In sum, in the context of predictive data mining for box office financial performance prediction, these algorithms were likely used to build models that could accurately classify movies based on their expected financial performance. The researchers used these models to predict whether a movie would be a flop or a blockbuster. In the context of predictive data mining for box-office receipts, these models can be used to classify movies based on their potential financial performance (For example, flop, blockbuster). By training the models on historical data and testing them on new data, they were able to evaluate the accuracy of the models and compare their performance to other published results in the field. These models could be used by movie studios and investors to make informed decisions about which movies to produce or invest in.
Source:
https://www.analyticsvidhya.com/blog/2017/09/common-machine-learning-algorithms/
HSX.com, Hollywood Stock Exchange, is a website that allows users to trade digital stocks of movies, actors, and directors and make money. The website uses a market-based approach to predict the success of movies.

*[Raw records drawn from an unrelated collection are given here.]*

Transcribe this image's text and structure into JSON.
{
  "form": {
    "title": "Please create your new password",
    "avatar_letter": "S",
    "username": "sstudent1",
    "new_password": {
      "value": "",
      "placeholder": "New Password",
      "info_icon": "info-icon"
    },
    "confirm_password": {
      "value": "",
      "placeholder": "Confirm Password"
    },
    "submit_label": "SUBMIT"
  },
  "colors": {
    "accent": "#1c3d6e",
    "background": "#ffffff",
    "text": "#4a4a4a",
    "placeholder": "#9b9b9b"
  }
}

The success of a movie is determined by how much money it earns at the box office during its first four weeks of release. Before the movie is released, users can buy and sell digital shares of the movie, which reflects their belief in its potential success. If the movie performs well, the value of the digital shares can go up, and if it performs poorly, the value goes down. In other words, users can buy and sell digital shares of movies before they are released, and the price of the shares is based on predictions of the movie's box office performance. HSX.com also collects data on movie-related news and events to inform their predictions. Moreover, the website also has a prediction algorithm that takes into account factors such as the movie's genre, cast, release date, and marketing budget to make predictions about its box office performance.
Compared to the approach described in the case above, HSX.com's method is more of a collective intelligence approach, where the collective knowledge and opinions of the users and other factors such as social media, trailer views, and industry expert opinions are used to predict the success of the movie. Also, HSX.com appears to be more based on market speculation and user behavior rather than statistical analysis of historical data. This means it can be unclear whether this method has a high level of accuracy in predicting box office performance. On the other hand, Sharda and Delen's approach is more of a data-driven approach that uses various data mining techniques to predict a movie's success.
Moreover, Sharda and Delen's method uses a range of data mining techniques to analyze historical data on a large number of movies, and the accuracy of their predictions was reported to be better than any reported in the published literature for this problem domain. Therefore, based on the information provided, Sharda and Delen's (the case given) use of data mining as a form of prediction method provides better accuracy in predicting the financial performance of a movie at the box office.